The global economy is being transformed by technology and the use of those technologies by firms to rationalize the process by which goods and services are produced and delivered to consumers. Most economists no little about the way firms really work or the transformations that are underway. Michael Spence is a Nobel economist who is an exception to that rule. This article provides an overview of the transformations that are taking place. Technology has enabled firms to relocate production to take advantage of low cost labor. Technology was also used to create supply chains that move intermediate products, from a variety of locations, to the source of final assembly. That has allowed developing countries to grow by providing the unskilled labor for manufacturing the intermediate products, and the final assembly. Consequently, developing countries have also become a source for final demand. Technology is now making it possible to locate production wherever the demand exists. Moreover, less labor will required to satisfy the demand. Retail systems will also become more tightly coupled with productions systems.

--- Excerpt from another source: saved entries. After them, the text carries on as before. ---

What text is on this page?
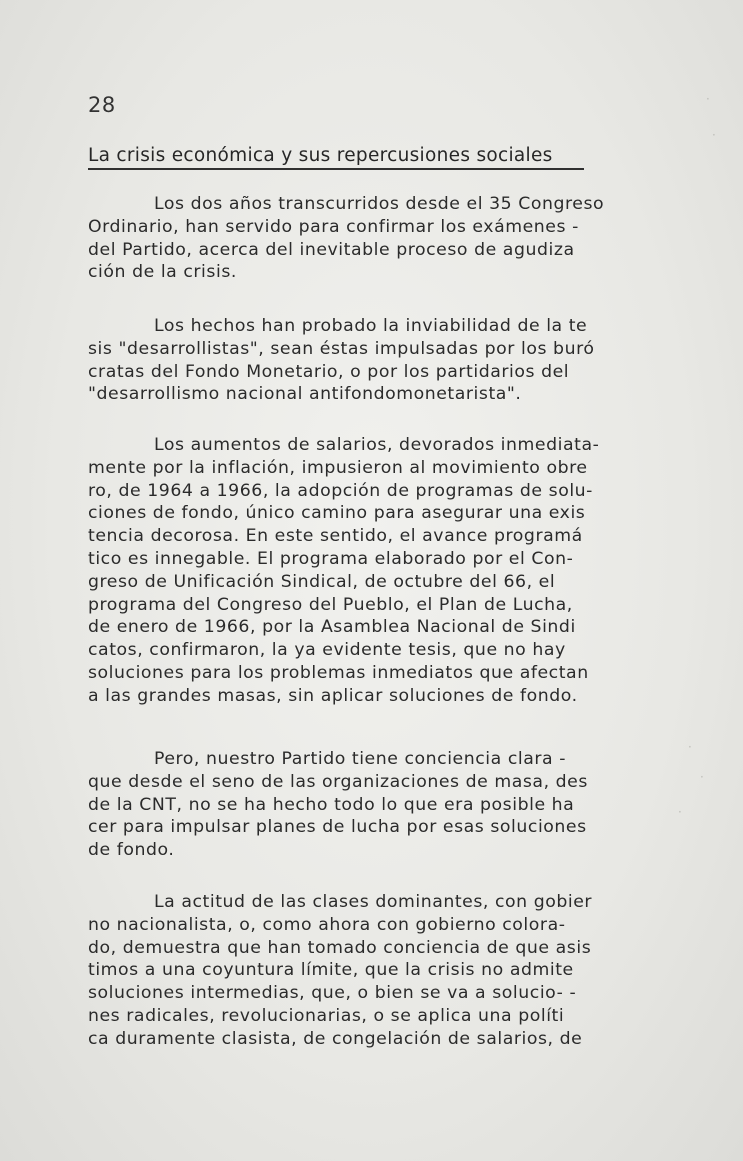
28
La crisis económica y sus repercusiones sociales
Los dos años transcurridos desde el 35 Congreso
Ordinario, han servido para confirmar los exámenes -
del Partido, acerca del inevitable proceso de agudiza
ción de la crisis.
Los hechos han probado la inviabilidad de la te
sis "desarrollistas", sean éstas impulsadas por los buró
cratas del Fondo Monetario, o por los partidarios del
"desarrollismo nacional antifondomonetarista".
Los aumentos de salarios, devorados inmediata-
mente por la inflación, impusieron al movimiento obre
ro, de 1964 a 1966, la adopción de programas de solu-
ciones de fondo, único camino para asegurar una exis
tencia decorosa. En este sentido, el avance programá
tico es innegable. El programa elaborado por el Con-
greso de Unificación Sindical, de octubre del 66, el
programa del Congreso del Pueblo, el Plan de Lucha,
de enero de 1966, por la Asamblea Nacional de Sindi
catos, confirmaron, la ya evidente tesis, que no hay
soluciones para los problemas inmediatos que afectan
a las grandes masas, sin aplicar soluciones de fondo.
Pero, nuestro Partido tiene conciencia clara -
que desde el seno de las organizaciones de masa, des
de la CNT, no se ha hecho todo lo que era posible ha
cer para impulsar planes de lucha por esas soluciones
de fondo.
La actitud de las clases dominantes, con gobier
no nacionalista, o, como ahora con gobierno colora-
do, demuestra que han tomado conciencia de que asis
timos a una coyuntura límite, que la crisis no admite
soluciones intermedias, que, o bien se va a solucio- -
nes radicales, revolucionarias, o se aplica una políti
ca duramente clasista, de congelación de salarios, de
·
·
·
·
·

I spent several years in the computer industry. Part of that time was devoted to rationalizing the production system. The production system depended upon forecasts from the marketing organizations. Since forecasts are an imperfect indication of final demand, the production organization would make its own forecasts for final demand. That usually led to inventory build up because it was less painful for production to carry excessive inventory than to it was to run short of the products that were sold by the sales force. The only solution for this problem was to become less dependent upon forecasts. That required us to cut the lead time required by production to produce the products that were actually sold. That proved to be very difficult. However, it is a mistake to believe that manufacturing is based upon large numbers of unskilled workers. There are lots of highly skilled workers doing production engineering, production management, inventory management, plant management etc. etc. When manufacturing plants relocate, a lot of high skilled jobs are also relocated.
A good example of what is happening today in too look at the publishing industry. The traditional system requires publishers to forecast demand, and sell their printed books to retailers for resale. The publishers and the retailers have to bear the cost of inventory, and the cost of lost sales when the right products are not in stock. Today it is possible for a customer to go to the Amazon web site and order an electronic copy of the book. Of course, Amazon also sells print copies of the books but selling electronic copies of books eliminates inventory costs, and no sales are lost because a book is out of stock. Customers get faster deliver, and they pay a lower price for the product. In the process a lot of jobs are eliminated or transformed by the coupling of demand with production, and by electronic delivery to any location where demand exists. Spence argues that new technologies are changing the way in which products are manufactured. It will be easier to produce the finished product wherever the demand exists and it will require less unskilled labor to do so. Much of the skilled labor will also be provided by new technologies. The rationalization of the process will increase productivity and cut the demand for many forms of labor. New skills will be required to make the system work, but the net result is a lower demand for labor. Small businesses, as well as large multinationals, are moving in the same direction.